David Torres, blog, escritor, literaturaTropezando con melones, David Torres  El primer melón me lo encontré en una playa andaluza, un día de verano. El último lo veo cada mañana al enfrentarme al espejo. ¿Qué me dirá ese tipo hoy? ¿Qué inesperados regalos, qué decepciones, qué frescas dentelladas me tendrá reservadas el día?
  Yo no lo sabía pero eso que mis manos agarraban con el ansia de un talonador de rugby era un melón. Es decir, una réplica más o menos ovoide de mi cabeza, la materialización fáctica de una idea en el mundo de los objetos reales.


Wittgenstein sale del armario

Me tropecé por primera vez con Agustín Fernández Mallo en la presentación de una antología de relatos donde ambos participábamos: Lavapiés. De inmediato me cayó enormemente simpático aquel tipo alto y flaco que mezclaba con inteligencia y desparpajo la física cuántica con la poesía y la filosofía de Wittgenstein con el pop.

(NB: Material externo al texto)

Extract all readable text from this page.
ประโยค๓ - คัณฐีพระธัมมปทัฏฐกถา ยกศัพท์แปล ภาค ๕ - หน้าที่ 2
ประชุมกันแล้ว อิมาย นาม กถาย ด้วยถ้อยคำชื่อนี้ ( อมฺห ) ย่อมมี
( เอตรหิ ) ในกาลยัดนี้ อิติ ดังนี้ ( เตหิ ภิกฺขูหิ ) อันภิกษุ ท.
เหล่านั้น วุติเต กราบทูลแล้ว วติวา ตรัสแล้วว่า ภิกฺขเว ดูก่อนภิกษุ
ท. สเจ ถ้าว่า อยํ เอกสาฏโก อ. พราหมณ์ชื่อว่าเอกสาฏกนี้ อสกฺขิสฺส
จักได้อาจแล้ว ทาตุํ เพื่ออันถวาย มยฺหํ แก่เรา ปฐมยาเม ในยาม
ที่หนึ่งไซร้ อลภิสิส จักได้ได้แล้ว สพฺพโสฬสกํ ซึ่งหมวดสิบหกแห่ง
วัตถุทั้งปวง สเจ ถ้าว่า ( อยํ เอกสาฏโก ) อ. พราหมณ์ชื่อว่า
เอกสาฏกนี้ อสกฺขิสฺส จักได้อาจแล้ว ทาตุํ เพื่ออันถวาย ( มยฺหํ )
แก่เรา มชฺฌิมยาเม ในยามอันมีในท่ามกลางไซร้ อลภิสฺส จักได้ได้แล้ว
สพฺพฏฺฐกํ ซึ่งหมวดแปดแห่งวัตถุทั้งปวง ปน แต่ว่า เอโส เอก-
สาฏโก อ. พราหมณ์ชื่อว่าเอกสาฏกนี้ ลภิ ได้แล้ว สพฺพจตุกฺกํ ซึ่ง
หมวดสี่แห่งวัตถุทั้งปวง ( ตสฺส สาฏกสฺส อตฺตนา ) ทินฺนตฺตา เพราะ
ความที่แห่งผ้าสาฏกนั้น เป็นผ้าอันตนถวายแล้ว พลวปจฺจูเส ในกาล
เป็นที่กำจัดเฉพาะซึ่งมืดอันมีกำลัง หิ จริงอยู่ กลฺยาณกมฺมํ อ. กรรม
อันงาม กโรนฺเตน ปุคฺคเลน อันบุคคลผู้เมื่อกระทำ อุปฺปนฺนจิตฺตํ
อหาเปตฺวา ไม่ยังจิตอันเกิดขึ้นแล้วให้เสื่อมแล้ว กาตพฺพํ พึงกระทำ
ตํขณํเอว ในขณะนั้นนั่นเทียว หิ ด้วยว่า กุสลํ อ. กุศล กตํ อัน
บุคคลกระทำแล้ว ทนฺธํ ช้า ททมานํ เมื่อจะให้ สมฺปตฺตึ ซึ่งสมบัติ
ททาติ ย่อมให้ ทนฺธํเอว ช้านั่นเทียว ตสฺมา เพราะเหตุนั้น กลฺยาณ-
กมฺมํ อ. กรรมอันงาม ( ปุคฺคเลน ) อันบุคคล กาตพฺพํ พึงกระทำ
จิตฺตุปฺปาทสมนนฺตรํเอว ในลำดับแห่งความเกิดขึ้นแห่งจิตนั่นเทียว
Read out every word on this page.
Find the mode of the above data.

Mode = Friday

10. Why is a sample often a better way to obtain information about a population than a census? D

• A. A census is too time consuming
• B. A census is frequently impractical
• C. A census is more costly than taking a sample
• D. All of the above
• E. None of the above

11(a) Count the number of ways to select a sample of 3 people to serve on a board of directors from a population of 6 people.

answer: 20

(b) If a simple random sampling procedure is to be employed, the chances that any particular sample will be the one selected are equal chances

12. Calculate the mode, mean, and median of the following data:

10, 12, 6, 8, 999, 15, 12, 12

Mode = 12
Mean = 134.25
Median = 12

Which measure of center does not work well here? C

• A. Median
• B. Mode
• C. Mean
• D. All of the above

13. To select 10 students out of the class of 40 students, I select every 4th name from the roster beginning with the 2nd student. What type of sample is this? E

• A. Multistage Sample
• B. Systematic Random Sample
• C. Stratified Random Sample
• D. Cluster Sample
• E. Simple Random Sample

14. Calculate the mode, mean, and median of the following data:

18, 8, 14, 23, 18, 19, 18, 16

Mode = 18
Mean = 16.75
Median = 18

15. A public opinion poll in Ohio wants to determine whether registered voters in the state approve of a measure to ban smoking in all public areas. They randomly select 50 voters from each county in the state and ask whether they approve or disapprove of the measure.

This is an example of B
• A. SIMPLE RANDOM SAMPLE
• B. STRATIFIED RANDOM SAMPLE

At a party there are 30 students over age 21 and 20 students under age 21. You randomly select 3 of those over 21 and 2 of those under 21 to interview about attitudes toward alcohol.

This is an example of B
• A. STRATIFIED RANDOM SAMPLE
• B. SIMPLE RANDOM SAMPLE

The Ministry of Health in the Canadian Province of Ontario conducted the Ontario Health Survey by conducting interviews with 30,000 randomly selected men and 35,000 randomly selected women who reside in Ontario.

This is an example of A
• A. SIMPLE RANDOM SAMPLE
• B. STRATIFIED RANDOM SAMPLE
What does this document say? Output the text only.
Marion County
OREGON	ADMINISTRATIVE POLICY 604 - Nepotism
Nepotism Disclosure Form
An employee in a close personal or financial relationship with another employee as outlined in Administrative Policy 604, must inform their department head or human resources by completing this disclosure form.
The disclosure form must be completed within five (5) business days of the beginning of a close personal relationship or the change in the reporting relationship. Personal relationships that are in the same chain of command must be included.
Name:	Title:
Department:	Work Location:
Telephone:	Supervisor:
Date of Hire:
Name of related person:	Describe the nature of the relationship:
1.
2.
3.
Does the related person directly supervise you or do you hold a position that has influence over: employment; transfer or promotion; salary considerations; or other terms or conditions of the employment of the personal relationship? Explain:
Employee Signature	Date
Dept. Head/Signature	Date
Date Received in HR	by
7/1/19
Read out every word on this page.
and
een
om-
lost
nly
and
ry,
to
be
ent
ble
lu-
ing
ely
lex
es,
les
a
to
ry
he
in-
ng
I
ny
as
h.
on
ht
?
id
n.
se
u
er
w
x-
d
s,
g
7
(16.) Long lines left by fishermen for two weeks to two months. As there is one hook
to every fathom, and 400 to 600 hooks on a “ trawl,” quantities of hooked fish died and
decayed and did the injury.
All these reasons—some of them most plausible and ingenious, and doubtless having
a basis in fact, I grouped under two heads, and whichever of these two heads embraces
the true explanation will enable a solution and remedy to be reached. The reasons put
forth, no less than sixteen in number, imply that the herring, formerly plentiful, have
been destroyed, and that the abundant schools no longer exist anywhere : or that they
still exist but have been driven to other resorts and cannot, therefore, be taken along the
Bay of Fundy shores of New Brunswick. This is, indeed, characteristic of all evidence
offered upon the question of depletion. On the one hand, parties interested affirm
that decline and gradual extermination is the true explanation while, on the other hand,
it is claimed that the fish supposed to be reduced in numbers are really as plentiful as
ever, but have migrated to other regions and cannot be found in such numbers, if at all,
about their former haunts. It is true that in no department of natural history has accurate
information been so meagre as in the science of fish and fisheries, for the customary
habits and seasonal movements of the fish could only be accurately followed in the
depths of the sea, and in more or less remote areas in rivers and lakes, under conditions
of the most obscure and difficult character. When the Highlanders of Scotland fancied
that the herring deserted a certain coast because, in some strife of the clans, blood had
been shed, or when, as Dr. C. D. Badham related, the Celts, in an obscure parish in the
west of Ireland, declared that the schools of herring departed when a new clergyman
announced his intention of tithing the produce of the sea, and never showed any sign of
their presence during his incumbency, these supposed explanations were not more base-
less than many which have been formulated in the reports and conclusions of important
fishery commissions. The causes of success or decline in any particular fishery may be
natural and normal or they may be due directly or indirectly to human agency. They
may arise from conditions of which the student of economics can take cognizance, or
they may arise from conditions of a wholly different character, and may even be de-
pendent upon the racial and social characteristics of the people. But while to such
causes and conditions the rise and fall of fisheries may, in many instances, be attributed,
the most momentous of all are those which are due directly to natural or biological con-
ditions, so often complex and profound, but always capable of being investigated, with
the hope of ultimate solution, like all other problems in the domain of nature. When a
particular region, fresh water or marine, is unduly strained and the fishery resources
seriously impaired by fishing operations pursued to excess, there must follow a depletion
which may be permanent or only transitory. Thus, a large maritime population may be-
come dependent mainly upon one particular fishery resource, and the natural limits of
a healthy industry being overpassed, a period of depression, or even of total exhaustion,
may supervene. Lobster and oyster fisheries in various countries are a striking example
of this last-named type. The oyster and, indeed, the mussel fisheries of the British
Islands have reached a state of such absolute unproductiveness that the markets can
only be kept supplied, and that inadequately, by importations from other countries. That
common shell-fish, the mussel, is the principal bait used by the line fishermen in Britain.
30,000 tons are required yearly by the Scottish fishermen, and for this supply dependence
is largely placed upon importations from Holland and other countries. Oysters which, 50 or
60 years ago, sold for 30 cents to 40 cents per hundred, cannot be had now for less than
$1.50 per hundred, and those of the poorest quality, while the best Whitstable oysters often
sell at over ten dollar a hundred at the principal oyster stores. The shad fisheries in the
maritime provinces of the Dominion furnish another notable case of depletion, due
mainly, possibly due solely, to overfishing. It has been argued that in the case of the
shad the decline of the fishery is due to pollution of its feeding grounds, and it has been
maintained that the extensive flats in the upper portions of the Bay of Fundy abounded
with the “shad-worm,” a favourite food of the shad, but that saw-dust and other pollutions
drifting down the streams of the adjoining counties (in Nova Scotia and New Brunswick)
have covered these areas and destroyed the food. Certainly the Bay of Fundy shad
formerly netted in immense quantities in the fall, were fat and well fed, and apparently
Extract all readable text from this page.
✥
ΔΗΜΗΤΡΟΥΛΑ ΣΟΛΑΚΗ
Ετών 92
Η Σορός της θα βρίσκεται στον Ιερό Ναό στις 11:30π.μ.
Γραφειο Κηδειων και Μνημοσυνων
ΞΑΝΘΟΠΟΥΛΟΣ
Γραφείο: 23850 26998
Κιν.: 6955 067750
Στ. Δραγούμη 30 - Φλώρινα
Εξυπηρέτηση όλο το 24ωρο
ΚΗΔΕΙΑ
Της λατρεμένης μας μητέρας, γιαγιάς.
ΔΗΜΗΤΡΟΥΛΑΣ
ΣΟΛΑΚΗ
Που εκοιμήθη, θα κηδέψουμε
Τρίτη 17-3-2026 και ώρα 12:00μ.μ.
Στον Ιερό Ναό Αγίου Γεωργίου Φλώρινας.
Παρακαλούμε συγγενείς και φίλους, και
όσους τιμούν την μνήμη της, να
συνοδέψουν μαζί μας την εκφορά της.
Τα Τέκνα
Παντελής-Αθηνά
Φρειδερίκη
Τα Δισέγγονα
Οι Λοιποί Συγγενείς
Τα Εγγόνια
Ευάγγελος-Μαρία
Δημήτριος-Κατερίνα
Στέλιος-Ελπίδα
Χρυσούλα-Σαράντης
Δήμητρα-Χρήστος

Iniciamos una amistad que no se ha interumpido desde entonces, hace ya siete años, y donde salvábamos la distancia entre Mallorca y Madrid en una divertida correspondencia internaútica donde él se disfrazaba de Bertrand Russell y yo de Ludwig Wittgenstein. Las alusiones personales se barajaban con oscuras alusiones al Tractatus, a la lógica formal y al convento de monjas donde yo había buscado asilo. Descubrimos que teníamos aficiones y pasiones comunes: la teoría del caos, la física cuántica, Glenn Gould. Después nos hicimos más serios, más mayores, más viejos. Nos seguimos hablando, escribiendo y queriendo, pero yo echo de menos a Bert.

En el 2004, aprovechando mi condición de finalista de Nadal, aproveché para recomendar a editorial Destino dos novelas. No me hicieron ni puto caso. Una era Braille para sordos, de José María Mijangos, una divertidísima revisión de la picaresca contada a través de la sórdida historia de un taxista metido a novelista de kiosco. La otra era Nocilla Dream. Sobra decir que Mijangos, que finalmente publicó su novela en Martínez Roca, no ha obtenido el reconocimiento que merece, pero Agustín sí. La justicia tiene poco que ver con esto: lo que más me extrañó del éxito de Nocilla Dream fue que verdaderamente se trata de un libro inquietante, inteligente y hermoso, una de esas joyas que, como Braille para sordos, suele pasar desapercibida en los almidonados circuitos culturales de este país.

Después de mis fallidos intentos como consejero editorial, volví a tropezarme con Agustín entre los manuscritos de un humilde concurso literario, el Café Mon, donde Román Piña me había comisionado de jurado. Una noche leí de un tirón, Creta lateral travelling, el libro que a la postre se haría con el primer premio Café Mon.

Creta lateral travelling (que ahora Román acaba de reeditar bajo el sello de Sloper para que haga compañía a mis Bellas y bestias) es el diagrama, la crónica de una aniquilación. La portada, un collage de Agustín donde puede verse al viejo Wittgenstein desvistiéndose para mostrar, debajo de la chaqueta, la camiseta de Superman, es un perfecto ejemplo de ese cruce entre lo literario y lo científico, lo culto y lo pop, lo novelístico y lo poético, que es el núcleo vivo de la poética de Agustín.

El verso libre, las fórmulas científicas, las metáforas narrativas se aparean en el flujo de una prosa gélida y extrañamente conmovedora, la misma que ha hecho las delicias de los amantes de la nocilla. El desnudamiento de Wittgenstein corre parejo al strip-tease lírico de Agustín. En Creta está su embrión, su primer fulgor. En las páginas finales, las alusiones crípticas a un nacimiento entrelazadas a un proceso de radioterapia para un cáncer de pulmón, me humedecieron los ojos de lágrimas. Saltándome todos los protocolos, esa misma noche llamé a Agustín, entre angustiado y confuso, preguntándole si estaba tan enfermo como su manuscrito dejaba suponer. Me respondió riendo: qué va, hombre, qué va.

Menos mal, Bert. Tenemos nocilla para rato. Celebrémoslo.